Deriving the partial fraction decomposition of a hypergeometric function

Question

I am studying a research paper and I don't understand how to derive a partial fraction representation of algebraic expressions whose image I am posting here.

Démonstration

On écrit $$R_n(t)(t+j)^a =F(t)^3\times G(t)^3 \times H(t)^{a-6} \times I(t)$$ ou $I(t)=t+\frac{n}{2}$ et $$ F(t)=\frac{(t-n)_n}{(t)_{n+1}}(t+j), \quad G(t)=\frac{(t+n+1)_n}{(t)_{n+1}}(t+j), \quad H(t)=\frac{n!}{(t)_{n+1}}(t+j). $$ Décomposons $F(t), G(t)$, et $H(t)$ en fractions partielles :$$ F(t)=1+\sum_{p=0\\p\neq j}^n\frac{j-p}{t+p}f_p, \quad G(t)=1+\sum_{p=0\\p\neq j}^n\frac{j-p}{t+p}g_p, \quad H(t)=\sum_{p=0\\p\neq j}^n\frac{j-p}{t+p}h_p, \quad $$

Can someone please derive one of the $F(t)$ , $G(t)$ and $H(t)$ and tell a reference for studying more about how to obtain such representation. I will be really thankful for the help.

Edit 1

Answer 1

Here we derive the partial fraction decomposition of $F(t)$. The other functions can be transformed similarly.

We have \begin{align*} F(t)&=\frac{(t-n)_n}{(t)_{n+1}}(t+j)\\ &=\frac{(t-1)(t-2)\cdots(t-n)}{t(t+1)\cdots(t+n)}(t+j)\\ &=\color{blue}{\frac{\prod_{k=1}^n(t-k)}{\prod_{l=0}^n(t+l)}(t+j)=\sum_{{q=0}\atop{q\ne j}}^n\frac{\alpha_q}{t+q}}\tag{1} \end{align*}

We see the left-hand side of (1) is a rational function in $t$ with denominator $\prod_{{l=0}\atop{t\ne j}}^n(t+l)$ which is a polynomial of degree $n$ with simple zeros at integral values $0\leq p\leq n$, $p\ne j$.

We write the left-hand side in (1) as partial fraction decomposition with unknown constants $\alpha_q$, $0\leq q\leq n$, $q\ne j$.

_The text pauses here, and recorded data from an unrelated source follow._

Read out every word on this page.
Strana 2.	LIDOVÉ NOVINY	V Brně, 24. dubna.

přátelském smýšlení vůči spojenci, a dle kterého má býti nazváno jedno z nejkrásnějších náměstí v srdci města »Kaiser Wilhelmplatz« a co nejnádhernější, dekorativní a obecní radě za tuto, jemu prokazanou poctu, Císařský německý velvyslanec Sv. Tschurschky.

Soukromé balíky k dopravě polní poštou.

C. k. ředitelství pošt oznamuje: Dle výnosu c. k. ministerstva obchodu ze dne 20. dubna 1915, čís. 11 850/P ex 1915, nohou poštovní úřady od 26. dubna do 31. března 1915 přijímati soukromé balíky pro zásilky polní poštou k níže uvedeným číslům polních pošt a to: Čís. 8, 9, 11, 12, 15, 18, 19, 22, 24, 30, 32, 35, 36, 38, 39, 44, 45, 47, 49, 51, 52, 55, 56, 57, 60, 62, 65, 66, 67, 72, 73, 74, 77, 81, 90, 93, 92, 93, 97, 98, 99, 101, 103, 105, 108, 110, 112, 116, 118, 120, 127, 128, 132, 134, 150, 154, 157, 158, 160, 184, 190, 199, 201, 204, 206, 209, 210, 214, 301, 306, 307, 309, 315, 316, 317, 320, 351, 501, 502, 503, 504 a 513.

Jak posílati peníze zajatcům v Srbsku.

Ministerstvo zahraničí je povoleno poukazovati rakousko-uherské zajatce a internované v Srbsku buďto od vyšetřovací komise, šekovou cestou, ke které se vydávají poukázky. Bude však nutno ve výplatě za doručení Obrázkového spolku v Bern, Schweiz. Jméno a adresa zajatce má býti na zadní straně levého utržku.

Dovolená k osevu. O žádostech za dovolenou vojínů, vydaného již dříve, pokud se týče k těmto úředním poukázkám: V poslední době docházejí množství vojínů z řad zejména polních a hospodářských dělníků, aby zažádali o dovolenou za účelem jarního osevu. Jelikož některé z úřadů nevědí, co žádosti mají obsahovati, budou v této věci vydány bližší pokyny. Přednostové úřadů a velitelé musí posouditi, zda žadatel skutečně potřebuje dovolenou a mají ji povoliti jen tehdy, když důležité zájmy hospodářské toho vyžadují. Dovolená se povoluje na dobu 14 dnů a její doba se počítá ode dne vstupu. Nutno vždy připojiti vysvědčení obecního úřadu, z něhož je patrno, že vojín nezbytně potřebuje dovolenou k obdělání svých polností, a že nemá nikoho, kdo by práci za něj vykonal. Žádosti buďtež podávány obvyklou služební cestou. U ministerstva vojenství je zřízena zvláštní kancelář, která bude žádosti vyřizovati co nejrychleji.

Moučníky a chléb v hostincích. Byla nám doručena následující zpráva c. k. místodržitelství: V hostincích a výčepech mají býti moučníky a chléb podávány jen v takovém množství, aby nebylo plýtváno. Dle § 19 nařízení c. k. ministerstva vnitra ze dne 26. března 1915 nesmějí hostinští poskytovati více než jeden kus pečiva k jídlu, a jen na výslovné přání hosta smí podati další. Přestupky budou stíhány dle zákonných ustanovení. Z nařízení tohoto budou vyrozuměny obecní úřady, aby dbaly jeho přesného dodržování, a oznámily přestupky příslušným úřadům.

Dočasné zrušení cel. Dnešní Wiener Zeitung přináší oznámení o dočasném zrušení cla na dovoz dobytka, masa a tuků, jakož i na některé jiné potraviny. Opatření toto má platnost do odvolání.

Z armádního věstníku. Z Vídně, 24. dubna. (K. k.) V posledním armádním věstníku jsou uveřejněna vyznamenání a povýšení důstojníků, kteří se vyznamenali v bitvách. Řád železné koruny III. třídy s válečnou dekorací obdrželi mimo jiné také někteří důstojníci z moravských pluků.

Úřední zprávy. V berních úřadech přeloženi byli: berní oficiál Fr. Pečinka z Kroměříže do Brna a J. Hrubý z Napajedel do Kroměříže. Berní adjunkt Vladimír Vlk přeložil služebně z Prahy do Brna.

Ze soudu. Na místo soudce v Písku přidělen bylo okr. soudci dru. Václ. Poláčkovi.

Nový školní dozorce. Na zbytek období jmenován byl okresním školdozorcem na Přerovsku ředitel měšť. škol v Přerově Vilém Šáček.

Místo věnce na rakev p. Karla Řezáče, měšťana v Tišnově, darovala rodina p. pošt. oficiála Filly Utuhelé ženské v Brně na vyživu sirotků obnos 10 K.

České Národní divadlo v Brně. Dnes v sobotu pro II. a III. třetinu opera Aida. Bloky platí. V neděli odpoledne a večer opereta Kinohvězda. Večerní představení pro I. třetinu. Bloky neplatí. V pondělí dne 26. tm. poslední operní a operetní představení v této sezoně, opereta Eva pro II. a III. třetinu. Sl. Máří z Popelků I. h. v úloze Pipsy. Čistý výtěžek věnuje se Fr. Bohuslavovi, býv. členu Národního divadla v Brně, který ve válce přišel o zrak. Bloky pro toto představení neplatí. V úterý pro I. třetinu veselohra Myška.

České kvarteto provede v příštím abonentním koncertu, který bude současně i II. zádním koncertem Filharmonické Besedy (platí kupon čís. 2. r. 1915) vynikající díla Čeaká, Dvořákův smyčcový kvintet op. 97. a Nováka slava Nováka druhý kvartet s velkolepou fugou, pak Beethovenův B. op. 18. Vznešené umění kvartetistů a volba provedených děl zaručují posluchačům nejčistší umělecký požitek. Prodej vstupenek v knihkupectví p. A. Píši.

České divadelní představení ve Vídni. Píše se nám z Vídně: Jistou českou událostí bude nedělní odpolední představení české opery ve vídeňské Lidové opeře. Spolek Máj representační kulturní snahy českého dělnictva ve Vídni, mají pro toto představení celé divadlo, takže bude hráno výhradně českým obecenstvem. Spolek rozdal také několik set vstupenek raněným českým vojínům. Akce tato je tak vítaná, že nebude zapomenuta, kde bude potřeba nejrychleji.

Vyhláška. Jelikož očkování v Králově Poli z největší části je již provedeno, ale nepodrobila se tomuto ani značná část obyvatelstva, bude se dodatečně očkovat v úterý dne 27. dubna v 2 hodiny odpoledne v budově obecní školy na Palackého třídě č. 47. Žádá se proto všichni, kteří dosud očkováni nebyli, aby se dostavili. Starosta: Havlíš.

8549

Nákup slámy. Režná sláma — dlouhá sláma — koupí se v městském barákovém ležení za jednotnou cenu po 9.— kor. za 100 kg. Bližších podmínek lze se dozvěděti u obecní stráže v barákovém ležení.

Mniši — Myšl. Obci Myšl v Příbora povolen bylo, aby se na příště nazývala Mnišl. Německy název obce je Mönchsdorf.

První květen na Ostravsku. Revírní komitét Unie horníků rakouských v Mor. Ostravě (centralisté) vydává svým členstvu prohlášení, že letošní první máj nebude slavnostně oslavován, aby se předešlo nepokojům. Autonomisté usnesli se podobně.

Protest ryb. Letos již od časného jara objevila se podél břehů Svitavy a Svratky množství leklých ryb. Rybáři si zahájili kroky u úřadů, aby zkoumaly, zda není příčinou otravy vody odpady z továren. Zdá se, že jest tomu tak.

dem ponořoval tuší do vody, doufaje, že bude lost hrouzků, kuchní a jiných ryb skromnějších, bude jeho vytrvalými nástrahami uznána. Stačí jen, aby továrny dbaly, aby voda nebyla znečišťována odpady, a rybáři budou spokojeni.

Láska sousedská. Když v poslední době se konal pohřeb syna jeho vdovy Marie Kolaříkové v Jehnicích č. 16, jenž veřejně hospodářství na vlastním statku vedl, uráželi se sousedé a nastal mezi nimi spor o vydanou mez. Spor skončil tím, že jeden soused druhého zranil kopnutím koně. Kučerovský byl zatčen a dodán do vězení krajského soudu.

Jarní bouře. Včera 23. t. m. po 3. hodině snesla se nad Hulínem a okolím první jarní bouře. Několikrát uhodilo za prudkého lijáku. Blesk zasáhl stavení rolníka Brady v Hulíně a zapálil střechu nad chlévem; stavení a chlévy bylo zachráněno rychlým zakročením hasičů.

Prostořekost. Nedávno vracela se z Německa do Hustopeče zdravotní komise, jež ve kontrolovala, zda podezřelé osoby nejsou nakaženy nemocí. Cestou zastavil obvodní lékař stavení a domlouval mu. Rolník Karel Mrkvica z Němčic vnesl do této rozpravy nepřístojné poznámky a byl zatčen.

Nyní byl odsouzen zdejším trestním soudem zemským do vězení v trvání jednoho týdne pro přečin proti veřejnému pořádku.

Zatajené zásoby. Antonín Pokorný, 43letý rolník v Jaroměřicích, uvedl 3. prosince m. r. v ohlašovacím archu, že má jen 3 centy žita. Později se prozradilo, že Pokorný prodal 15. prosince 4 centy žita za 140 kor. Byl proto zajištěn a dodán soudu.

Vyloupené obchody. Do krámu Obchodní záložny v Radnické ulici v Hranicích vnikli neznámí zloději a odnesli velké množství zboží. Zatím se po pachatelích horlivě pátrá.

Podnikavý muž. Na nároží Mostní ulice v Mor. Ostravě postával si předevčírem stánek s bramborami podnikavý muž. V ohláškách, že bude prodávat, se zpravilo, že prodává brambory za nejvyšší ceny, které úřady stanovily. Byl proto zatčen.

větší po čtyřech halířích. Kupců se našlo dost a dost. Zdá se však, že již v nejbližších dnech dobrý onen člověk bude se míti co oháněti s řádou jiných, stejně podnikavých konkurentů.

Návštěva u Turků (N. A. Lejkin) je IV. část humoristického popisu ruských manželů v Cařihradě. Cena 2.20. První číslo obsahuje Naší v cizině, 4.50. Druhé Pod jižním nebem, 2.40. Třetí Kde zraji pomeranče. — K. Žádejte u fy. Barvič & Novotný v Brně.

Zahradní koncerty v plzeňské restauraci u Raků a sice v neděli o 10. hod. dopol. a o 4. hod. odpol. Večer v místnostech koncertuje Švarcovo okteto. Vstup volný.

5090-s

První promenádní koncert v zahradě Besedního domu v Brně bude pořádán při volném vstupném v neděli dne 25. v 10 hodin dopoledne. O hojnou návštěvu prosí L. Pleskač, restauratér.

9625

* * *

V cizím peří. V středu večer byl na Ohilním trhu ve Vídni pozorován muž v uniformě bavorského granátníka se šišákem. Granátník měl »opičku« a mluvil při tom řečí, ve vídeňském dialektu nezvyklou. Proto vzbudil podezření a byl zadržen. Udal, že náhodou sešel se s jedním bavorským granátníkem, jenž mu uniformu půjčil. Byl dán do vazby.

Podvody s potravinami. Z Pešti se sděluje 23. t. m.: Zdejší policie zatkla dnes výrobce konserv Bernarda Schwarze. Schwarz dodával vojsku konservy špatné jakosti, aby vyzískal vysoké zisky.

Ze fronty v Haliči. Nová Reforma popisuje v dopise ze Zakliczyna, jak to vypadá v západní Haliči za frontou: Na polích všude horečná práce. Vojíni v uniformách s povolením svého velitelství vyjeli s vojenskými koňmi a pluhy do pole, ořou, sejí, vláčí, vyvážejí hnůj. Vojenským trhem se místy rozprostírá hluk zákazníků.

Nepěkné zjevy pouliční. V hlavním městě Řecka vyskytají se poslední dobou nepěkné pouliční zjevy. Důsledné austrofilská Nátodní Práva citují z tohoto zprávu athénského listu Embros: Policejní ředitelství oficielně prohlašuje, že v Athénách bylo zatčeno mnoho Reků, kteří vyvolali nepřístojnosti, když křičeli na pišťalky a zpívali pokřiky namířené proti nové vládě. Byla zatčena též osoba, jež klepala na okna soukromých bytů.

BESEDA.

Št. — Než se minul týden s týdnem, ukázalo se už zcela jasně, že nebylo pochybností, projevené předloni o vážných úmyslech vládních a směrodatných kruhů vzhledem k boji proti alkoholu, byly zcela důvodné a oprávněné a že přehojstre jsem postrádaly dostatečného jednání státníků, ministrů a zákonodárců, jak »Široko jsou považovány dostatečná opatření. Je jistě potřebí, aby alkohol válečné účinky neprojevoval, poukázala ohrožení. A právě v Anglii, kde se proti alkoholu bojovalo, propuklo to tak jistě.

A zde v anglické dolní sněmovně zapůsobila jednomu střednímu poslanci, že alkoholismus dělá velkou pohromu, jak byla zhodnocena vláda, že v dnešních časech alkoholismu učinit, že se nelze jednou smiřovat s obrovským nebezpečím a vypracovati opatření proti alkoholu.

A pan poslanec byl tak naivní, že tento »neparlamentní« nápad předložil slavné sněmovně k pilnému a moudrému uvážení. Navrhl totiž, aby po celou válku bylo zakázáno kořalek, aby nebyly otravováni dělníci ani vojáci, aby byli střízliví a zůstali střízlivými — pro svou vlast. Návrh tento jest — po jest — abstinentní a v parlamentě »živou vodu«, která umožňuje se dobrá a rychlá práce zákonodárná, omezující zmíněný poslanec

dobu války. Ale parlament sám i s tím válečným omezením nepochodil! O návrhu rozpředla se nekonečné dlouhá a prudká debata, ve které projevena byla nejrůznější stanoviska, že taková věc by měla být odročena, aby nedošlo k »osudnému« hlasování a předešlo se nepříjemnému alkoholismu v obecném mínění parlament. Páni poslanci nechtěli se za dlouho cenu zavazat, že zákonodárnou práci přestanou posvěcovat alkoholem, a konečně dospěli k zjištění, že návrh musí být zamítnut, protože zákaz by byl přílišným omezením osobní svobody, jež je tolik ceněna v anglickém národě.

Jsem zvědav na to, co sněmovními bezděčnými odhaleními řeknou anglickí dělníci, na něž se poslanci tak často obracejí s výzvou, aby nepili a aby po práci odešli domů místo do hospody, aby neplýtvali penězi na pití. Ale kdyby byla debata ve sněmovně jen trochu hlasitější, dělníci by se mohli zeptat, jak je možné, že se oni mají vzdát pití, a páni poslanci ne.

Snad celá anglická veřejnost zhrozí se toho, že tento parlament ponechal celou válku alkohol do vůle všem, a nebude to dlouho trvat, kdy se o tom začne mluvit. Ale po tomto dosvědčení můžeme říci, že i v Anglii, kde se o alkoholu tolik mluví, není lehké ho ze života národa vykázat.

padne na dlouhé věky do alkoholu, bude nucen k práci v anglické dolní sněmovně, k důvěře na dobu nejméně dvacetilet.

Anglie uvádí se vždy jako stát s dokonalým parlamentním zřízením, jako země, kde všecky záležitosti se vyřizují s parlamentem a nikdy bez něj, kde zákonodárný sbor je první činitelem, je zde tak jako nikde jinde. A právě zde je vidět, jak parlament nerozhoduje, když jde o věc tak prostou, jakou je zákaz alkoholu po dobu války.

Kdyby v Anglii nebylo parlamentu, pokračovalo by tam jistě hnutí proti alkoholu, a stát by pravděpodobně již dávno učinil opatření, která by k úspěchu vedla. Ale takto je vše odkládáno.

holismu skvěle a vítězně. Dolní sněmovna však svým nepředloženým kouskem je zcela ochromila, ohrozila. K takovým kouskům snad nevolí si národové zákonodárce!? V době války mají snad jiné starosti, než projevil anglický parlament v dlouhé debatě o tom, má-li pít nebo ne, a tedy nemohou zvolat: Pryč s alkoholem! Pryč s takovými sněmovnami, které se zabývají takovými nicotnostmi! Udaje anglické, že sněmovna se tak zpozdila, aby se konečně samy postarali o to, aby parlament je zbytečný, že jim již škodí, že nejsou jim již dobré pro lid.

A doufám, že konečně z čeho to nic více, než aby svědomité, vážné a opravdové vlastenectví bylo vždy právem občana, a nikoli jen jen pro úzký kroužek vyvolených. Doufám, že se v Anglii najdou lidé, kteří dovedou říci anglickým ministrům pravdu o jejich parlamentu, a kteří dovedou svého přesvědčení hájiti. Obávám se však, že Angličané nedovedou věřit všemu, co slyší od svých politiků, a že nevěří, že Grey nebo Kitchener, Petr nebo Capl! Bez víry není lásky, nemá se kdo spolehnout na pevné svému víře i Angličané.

We determine the unknown constants $\alpha_q$ as follows. We consider $0\leq p\leq n$, $p\ne j$ and multiply (1) with $t+p$. We obtain \begin{align*} \frac{\prod_{k=1}^n(t-k)}{\prod_{{l=0}\atop{t\ne p}}^n(t+l)}(t+j)=\sum_{{q=0}\atop{q\ne j, q\ne p}}^n\frac{\alpha_q}{t+q}(t+p)+\alpha_p\tag{2} \end{align*}

Note the summand $\alpha_p$ is separated from the sum of the right-hand side, since this is the term where $t+p$ cancels.

We evaluate (2) at $t=-p$ and obtain \begin{align*} \frac{\prod_{k=1}^n(-p-k)}{\prod_{{l=0}\atop{l\ne p}}^n(-p+l)}(-p+j)=\alpha_p\tag{3} \end{align*}

Since the numerator at the left-hand side of (3) is \begin{align*} \prod_{k=1}^n(-p-k)=(-p-1)(-p-2)\cdots(-p-n)=(-p-n)_{n}\tag{4} \end{align*} we obtain from (1), (3) and (4) \begin{align*} \frac{\prod_{k=1}^n(t-k)}{\prod_{l=0}^n(t+l)}(t+j)&=\sum_{{p=0}\atop{p\ne j}}^n\frac{\alpha_p}{t+p}\\ &=\sum_{{p=0}\atop{p\ne j}}^n\frac{j-p}{t+p}\cdot\underbrace{\frac{(-p-n)_{n}}{\prod_{{l=0}\atop{l\ne p}}^n(-p+l)}}_{f_p} \end{align*} and the claim follows.